Wij hebben in het dossier een kopie van uw exemplaar van
de rapportage d.d. 11 augustus 2003 gevoegd met de aantekening
om die versie in het vervolg aan te wenden voor extern gebruik.
Het geheel overziende kunnen wij uw gevoelen over
de gang van zaken op onderdelen begrijpen.
Voor wat betreft het eerste onderdeel is echter geen sprake van
een tekortkoming en op het tweede onderdeel in ieder geval niet
van een tekortkoming tegenover u. Met betrekking tot het derde onderdeel
is naar ons oordeel niet in betekenende zin onjuiste informatie verstrekt,
maar door onbekende oorzaak de aanpassing ingevolge uw correctieverzoek
niet volledig doorgevoerd. Wij zullen hieraan aandacht geven
en op andere bereikbare exemplaren van dat rapport
de betreffende aanpassing eveneens aanbrengen.
Conclusie
Uw klacht wordt voor wat betreft het eerste en het tweede ongegrond geacht
en op het derde onderdeel gegrond geacht.

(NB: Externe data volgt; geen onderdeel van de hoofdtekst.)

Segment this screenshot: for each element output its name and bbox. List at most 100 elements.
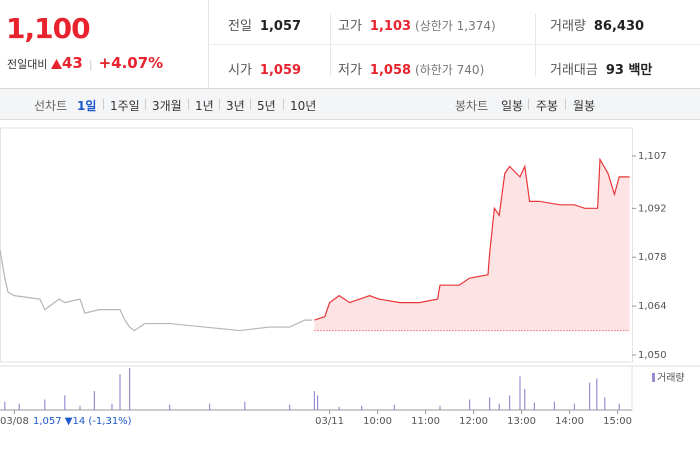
- period-tab[interactable]: 1일: [77, 99, 97, 113]
- x-tick-label: 14:00: [555, 416, 584, 427]
- x-tick-label: 12:00: [459, 416, 488, 427]
- tab-separator: [565, 99, 566, 110]
- area-fill: [314, 159, 630, 331]
- y-tick-label: 1,078: [638, 252, 667, 263]
- price-line: [0, 250, 312, 332]
- volume-bar: [111, 403, 113, 410]
- up-arrow: [50, 59, 62, 69]
- chart-tabs: 선차트 1일 1주일 3개월 1년 3년 5년 10년 봉차트 일봉 주봉 월봉: [0, 89, 700, 120]
- quote-cell: 저가 1,058 (하한가 740): [338, 59, 484, 78]
- separator: [208, 44, 700, 45]
- tab-separator: [103, 99, 104, 110]
- candle-tab[interactable]: 주봉: [536, 99, 559, 113]
- separator: [535, 14, 536, 76]
- volume-legend: 거래량: [657, 372, 685, 384]
- current-price: 1,100: [6, 12, 91, 45]
- chart: 1,050 1,064 1,078 1,092 1,107 거래량 03/08 03/11 10…: [0, 127, 700, 427]
- quote-header: 1,100 전일대비 43 | +4.07% 전일 1,057 고가 1,103 (상한가 …: [0, 0, 700, 89]
- period-tab[interactable]: 5년: [257, 99, 276, 113]
- quote-value: 93 백만: [605, 63, 653, 78]
- quote-label: 전일: [228, 19, 252, 34]
- volume-bar: [93, 391, 95, 410]
- quote-label: 고가: [338, 19, 362, 34]
- period-tab[interactable]: 10년: [290, 99, 317, 113]
- volume-bar: [589, 382, 591, 410]
- x-tick-label: 13:00: [507, 416, 536, 427]
- volume-bar: [79, 405, 81, 410]
- volume-bar: [129, 368, 131, 410]
- quote-label: 거래량: [550, 19, 586, 34]
- period-tab[interactable]: 1년: [195, 99, 214, 113]
- volume-bar: [313, 391, 315, 410]
- prev-close-info: 1,057 ▼14 (-1,31%): [33, 416, 132, 427]
- volume-bar: [289, 404, 291, 410]
- separator: [330, 14, 331, 76]
- quote-cell: 전일 1,057: [228, 15, 301, 34]
- quote-cell: 거래대금 93 백만: [550, 59, 652, 78]
- quote-label: 저가: [338, 63, 362, 78]
- volume-bar: [361, 405, 363, 410]
- quote-value: 1,057: [259, 19, 302, 34]
- volume-bar: [44, 399, 46, 410]
- x-tick-label: 03/08: [0, 416, 29, 427]
- period-tab[interactable]: 1주일: [110, 99, 140, 113]
- volume-bar: [533, 402, 535, 410]
- tab-separator: [145, 99, 146, 110]
- period-tab[interactable]: 3년: [226, 99, 245, 113]
- volume-bar: [573, 403, 575, 410]
- volume-bar: [604, 397, 606, 410]
- price-box: 1,100 전일대비 43 | +4.07%: [0, 0, 209, 88]
- quote-note: (하한가 740): [415, 63, 485, 77]
- volume-bar: [439, 405, 441, 410]
- tab-separator: [283, 99, 284, 110]
- change-percent: +4.07%: [98, 54, 164, 72]
- volume-bar: [4, 401, 6, 410]
- volume-bar: [498, 403, 500, 410]
- volume-bar: [119, 374, 121, 410]
- candle-tab[interactable]: 월봉: [573, 99, 596, 113]
- tab-separator: [188, 99, 189, 110]
- change-line: 전일대비 43 | +4.07%: [7, 54, 164, 72]
- tab-separator: [250, 99, 251, 110]
- quote-label: 시가: [228, 63, 252, 78]
- volume-bar: [524, 389, 526, 410]
- period-tab[interactable]: 3개월: [152, 99, 182, 113]
- volume-bar: [209, 403, 211, 410]
- volume-bar: [393, 404, 395, 410]
- volume-bar: [596, 378, 598, 410]
- quote-value: 86,430: [593, 19, 645, 34]
- quote-note: (상한가 1,374): [415, 19, 496, 33]
- volume-bar: [469, 399, 471, 410]
- volume-bar: [338, 406, 340, 410]
- y-tick-label: 1,050: [638, 350, 667, 361]
- tab-group-label: 선차트: [34, 99, 68, 113]
- volume-bar: [509, 395, 511, 410]
- quote-label: 거래대금: [550, 63, 598, 78]
- plot-frame: [0, 127, 633, 363]
- y-tick-label: 1,107: [638, 151, 667, 162]
- quote-cell: 시가 1,059: [228, 59, 301, 78]
- volume-bar: [519, 376, 521, 410]
- x-tick-label: 10:00: [363, 416, 392, 427]
- volume-bar: [317, 395, 319, 410]
- tab-separator: [219, 99, 220, 110]
- x-tick-label: 15:00: [603, 416, 632, 427]
- volume-bar: [64, 395, 66, 410]
- quote-value: 1,058: [369, 63, 412, 78]
- quote-value: 1,103: [369, 19, 412, 34]
- volume-bar: [169, 404, 171, 410]
- legend-swatch: [652, 373, 655, 382]
- tab-separator: [528, 99, 529, 110]
- volume-bar: [244, 401, 246, 410]
- change-label: 전일대비: [7, 58, 48, 71]
- x-tick-label: 03/11: [315, 416, 344, 427]
- y-tick-label: 1,064: [638, 301, 667, 312]
- quote-value: 1,059: [259, 63, 302, 78]
- quote-cell: 고가 1,103 (상한가 1,374): [338, 15, 496, 34]
- candle-tab[interactable]: 일봉: [501, 99, 524, 113]
- volume-bar: [489, 397, 491, 410]
- price-line: [314, 157, 630, 321]
- volume-bar: [618, 403, 620, 410]
- volume-bar: [18, 403, 20, 410]
- volume-bar: [553, 401, 555, 410]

Wij zullen de aanpassing in de rapportage van de bezwaarverzekeringsarts
ook in overige voor verder gebruik toegankelijke exemplaren
van dat rapport doorvoeren. Wij bieden excuses aan voor
de onvolledige doorvoering tot nu toe.
Tot slot
Als u het niet eens bent met onze klachtenbehandeling,
kunt u contact opnemen met de Nationale ombudsman.
Het adres is Nationale ombudsman, Postbus ###, ### Den Haag.
Voor verdere informatie adviseren wij u te bellen
met het gratis telefoonnummer van de Nationale ombudsman ###.
Hoogachtend,
Uitvoeringsinstituut Werknemersverzekeringen
J3.
regiomanager Bezwaar en Beroep UWV B.